Step 1: Identify constants $ \color{blue}{ b }$ and $\color{red}{ c }$. ( $ \color{blue}{ b }$ is a number in front of the $ x $ term and $ \color{red}{ c } $ is a constant). In our case:
$$ \color{blue}{ b = 3 } ~ \text{ and } ~ \color{red}{ c = -18 }$$Now we must discover two numbers that sum up to $ \color{blue}{ 3 } $ and multiply to $ \color{red}{ -18 } $.
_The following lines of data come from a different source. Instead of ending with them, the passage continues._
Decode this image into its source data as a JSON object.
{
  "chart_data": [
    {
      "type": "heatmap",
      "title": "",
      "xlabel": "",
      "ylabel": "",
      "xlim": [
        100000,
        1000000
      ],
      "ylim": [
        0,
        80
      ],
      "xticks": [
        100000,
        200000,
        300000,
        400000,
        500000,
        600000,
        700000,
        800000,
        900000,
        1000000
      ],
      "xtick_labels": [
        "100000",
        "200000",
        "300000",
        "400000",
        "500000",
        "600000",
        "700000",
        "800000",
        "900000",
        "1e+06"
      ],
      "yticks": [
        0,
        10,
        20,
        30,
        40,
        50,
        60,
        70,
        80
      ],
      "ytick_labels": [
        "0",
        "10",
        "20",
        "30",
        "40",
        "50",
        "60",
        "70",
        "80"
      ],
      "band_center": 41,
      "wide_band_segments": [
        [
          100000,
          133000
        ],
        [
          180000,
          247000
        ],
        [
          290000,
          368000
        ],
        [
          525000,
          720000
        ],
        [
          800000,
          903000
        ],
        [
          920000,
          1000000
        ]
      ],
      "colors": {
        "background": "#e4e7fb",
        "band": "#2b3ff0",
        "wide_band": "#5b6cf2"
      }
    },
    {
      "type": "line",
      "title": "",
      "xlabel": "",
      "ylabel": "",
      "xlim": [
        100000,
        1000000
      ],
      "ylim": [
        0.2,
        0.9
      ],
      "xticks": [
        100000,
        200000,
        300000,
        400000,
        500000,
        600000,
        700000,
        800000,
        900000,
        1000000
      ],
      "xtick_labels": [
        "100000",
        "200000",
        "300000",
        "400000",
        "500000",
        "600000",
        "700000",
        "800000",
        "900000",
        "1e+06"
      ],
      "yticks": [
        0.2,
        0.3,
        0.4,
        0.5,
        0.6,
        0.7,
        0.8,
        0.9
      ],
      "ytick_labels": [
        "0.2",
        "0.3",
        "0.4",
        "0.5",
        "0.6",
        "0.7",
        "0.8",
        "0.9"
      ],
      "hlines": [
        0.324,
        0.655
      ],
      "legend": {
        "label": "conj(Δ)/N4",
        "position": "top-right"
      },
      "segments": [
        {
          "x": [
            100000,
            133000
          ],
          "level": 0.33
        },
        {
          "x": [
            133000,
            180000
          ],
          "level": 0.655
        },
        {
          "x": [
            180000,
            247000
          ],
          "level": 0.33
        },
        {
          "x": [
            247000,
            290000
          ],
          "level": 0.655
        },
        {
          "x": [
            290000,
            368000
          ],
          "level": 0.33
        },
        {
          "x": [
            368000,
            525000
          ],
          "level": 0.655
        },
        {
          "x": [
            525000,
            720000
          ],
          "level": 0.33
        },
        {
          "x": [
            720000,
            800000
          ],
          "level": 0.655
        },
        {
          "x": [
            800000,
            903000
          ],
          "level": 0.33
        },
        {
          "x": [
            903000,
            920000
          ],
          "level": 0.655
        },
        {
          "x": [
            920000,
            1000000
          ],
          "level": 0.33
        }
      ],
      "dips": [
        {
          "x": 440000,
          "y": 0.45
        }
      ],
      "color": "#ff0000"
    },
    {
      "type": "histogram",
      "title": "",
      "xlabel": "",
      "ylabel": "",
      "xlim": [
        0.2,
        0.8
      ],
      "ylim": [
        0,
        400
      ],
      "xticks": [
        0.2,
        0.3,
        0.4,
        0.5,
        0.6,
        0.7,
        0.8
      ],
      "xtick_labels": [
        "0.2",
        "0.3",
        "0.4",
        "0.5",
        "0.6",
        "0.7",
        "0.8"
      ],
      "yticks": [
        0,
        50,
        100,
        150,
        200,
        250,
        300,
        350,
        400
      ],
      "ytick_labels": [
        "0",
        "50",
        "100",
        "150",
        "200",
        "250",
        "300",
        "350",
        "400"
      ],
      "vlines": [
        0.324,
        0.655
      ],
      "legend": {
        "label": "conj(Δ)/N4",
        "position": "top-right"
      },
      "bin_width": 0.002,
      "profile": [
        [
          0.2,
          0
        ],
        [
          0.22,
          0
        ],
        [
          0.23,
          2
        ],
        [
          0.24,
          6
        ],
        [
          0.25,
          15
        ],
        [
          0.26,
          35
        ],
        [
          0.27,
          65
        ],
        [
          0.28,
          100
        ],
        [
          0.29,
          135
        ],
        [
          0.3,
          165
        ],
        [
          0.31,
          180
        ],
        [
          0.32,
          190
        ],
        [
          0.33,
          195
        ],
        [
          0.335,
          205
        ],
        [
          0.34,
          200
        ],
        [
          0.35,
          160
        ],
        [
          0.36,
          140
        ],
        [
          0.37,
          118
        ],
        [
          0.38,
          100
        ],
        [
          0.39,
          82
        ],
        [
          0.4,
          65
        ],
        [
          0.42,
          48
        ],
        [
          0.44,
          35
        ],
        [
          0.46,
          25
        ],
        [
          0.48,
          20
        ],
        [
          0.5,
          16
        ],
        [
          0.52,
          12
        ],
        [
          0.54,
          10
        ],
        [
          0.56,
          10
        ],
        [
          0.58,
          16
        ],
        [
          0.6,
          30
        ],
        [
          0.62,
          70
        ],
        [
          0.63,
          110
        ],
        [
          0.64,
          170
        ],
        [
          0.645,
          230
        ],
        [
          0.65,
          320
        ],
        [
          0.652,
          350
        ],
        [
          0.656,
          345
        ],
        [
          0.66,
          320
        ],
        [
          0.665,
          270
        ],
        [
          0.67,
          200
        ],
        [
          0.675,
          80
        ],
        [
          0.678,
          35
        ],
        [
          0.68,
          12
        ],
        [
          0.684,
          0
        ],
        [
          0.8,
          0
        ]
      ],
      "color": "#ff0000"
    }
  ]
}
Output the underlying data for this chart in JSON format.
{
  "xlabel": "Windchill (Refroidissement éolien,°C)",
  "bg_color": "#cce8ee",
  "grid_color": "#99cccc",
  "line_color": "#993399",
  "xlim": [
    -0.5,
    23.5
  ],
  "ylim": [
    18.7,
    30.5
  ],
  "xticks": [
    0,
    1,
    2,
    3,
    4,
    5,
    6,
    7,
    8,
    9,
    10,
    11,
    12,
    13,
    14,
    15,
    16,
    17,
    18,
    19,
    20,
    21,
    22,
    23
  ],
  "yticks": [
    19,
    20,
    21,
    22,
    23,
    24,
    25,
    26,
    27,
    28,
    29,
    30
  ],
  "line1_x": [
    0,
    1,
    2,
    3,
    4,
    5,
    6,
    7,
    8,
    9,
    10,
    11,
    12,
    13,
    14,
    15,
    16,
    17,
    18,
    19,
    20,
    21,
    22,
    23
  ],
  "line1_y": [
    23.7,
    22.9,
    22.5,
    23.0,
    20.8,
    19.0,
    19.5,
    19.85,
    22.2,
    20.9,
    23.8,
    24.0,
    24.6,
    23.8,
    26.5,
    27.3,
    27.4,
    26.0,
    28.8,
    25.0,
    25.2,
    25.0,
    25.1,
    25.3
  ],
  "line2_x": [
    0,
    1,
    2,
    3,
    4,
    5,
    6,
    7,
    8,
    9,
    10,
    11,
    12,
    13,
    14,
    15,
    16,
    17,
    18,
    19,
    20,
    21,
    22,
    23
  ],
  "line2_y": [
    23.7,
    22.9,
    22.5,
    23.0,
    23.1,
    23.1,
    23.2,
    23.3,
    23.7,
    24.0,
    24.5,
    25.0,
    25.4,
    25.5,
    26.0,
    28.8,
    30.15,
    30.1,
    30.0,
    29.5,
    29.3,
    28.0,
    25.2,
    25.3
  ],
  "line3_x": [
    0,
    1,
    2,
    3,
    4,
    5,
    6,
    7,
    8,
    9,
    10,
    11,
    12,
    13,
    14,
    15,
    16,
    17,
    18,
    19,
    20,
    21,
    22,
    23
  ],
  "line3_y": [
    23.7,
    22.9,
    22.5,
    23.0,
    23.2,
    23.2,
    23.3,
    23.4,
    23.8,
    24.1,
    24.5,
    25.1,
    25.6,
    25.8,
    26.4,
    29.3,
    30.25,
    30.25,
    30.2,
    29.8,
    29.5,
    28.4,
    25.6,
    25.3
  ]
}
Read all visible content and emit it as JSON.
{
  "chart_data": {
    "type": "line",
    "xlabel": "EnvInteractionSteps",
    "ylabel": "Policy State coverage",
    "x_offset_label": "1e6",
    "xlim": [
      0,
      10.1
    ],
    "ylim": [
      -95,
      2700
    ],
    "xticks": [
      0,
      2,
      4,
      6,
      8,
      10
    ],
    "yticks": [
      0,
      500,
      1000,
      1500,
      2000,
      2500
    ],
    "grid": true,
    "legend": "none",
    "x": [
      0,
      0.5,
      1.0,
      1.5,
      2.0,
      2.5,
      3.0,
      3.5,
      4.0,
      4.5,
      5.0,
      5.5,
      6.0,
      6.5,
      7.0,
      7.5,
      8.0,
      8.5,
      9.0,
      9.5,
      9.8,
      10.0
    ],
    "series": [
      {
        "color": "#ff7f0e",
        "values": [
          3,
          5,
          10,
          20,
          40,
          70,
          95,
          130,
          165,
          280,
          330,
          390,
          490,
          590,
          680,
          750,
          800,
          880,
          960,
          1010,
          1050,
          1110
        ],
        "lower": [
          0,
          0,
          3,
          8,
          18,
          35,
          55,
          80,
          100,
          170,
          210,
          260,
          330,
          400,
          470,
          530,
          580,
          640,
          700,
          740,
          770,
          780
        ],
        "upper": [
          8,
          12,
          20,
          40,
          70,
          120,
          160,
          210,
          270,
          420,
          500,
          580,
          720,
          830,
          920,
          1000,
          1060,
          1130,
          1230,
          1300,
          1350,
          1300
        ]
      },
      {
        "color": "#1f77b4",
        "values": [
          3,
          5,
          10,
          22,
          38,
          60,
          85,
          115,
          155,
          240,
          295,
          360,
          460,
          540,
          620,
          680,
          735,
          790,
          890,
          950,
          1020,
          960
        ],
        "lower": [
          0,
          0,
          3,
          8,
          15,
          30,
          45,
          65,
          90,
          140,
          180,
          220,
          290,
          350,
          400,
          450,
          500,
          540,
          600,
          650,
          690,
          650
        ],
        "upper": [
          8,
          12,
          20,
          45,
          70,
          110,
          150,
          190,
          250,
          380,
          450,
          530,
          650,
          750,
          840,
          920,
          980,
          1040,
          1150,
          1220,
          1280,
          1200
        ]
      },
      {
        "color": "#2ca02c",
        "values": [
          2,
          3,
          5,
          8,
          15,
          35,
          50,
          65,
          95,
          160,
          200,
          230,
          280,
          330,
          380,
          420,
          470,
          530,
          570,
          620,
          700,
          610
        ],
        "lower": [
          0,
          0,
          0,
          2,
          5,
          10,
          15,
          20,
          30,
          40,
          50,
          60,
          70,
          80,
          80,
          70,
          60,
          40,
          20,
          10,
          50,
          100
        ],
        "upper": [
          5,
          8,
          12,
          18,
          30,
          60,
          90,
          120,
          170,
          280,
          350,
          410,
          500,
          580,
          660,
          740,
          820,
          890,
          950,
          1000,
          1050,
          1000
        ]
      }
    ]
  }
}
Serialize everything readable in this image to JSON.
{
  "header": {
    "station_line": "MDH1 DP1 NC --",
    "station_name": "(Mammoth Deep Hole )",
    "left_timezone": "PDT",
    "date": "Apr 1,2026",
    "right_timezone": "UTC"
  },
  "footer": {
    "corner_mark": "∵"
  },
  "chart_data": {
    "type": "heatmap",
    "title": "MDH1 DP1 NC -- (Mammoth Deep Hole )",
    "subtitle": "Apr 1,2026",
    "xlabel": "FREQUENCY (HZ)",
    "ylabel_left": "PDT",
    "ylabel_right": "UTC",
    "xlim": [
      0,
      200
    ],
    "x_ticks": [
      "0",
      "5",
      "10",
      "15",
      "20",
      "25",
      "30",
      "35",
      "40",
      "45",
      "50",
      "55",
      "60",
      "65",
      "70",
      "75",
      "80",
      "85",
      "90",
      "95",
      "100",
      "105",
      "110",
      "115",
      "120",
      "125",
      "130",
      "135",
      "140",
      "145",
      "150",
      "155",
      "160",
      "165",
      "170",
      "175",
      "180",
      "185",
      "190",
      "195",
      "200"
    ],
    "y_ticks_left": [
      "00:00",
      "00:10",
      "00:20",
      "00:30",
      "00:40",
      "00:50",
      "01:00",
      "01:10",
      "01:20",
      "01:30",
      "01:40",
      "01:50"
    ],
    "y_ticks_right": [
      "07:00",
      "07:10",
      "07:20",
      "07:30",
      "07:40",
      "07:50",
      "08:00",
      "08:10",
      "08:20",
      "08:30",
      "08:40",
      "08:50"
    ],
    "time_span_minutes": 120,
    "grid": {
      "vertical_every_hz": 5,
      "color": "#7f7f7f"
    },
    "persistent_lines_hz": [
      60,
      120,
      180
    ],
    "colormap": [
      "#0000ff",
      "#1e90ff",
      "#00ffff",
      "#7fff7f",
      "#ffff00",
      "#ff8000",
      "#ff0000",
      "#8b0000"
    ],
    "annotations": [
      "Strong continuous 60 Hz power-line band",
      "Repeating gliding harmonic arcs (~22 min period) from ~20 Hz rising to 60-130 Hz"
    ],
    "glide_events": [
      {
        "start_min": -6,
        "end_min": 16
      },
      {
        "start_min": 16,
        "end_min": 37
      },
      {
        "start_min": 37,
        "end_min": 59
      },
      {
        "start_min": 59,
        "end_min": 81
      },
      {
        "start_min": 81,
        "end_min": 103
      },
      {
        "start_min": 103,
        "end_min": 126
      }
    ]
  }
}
Step 2: Find out pairs of numbers with a product of $\color{red}{ c = -18 }$.
PRODUCT = -18 | |
-1 18 | 1 -18 |
-2 9 | 2 -9 |
-3 6 | 3 -6 |
Step 3: Find out which pair sums up to $\color{blue}{ b = 3 }$
PRODUCT = -18 and SUM = 3 | |
-1 18 | 1 -18 |
-2 9 | 2 -9 |
-3 6 | 3 -6 |
Step 4: Put -3 and 6 into placeholders to get factored form.
$$ \begin{aligned} x^{2}+3x-18 & = (x + \color{orangered}{\square} )(x + \color{orangered}{\square}) \\ x^{2}+3x-18 & = (x -3)(x + 6) \end{aligned} $$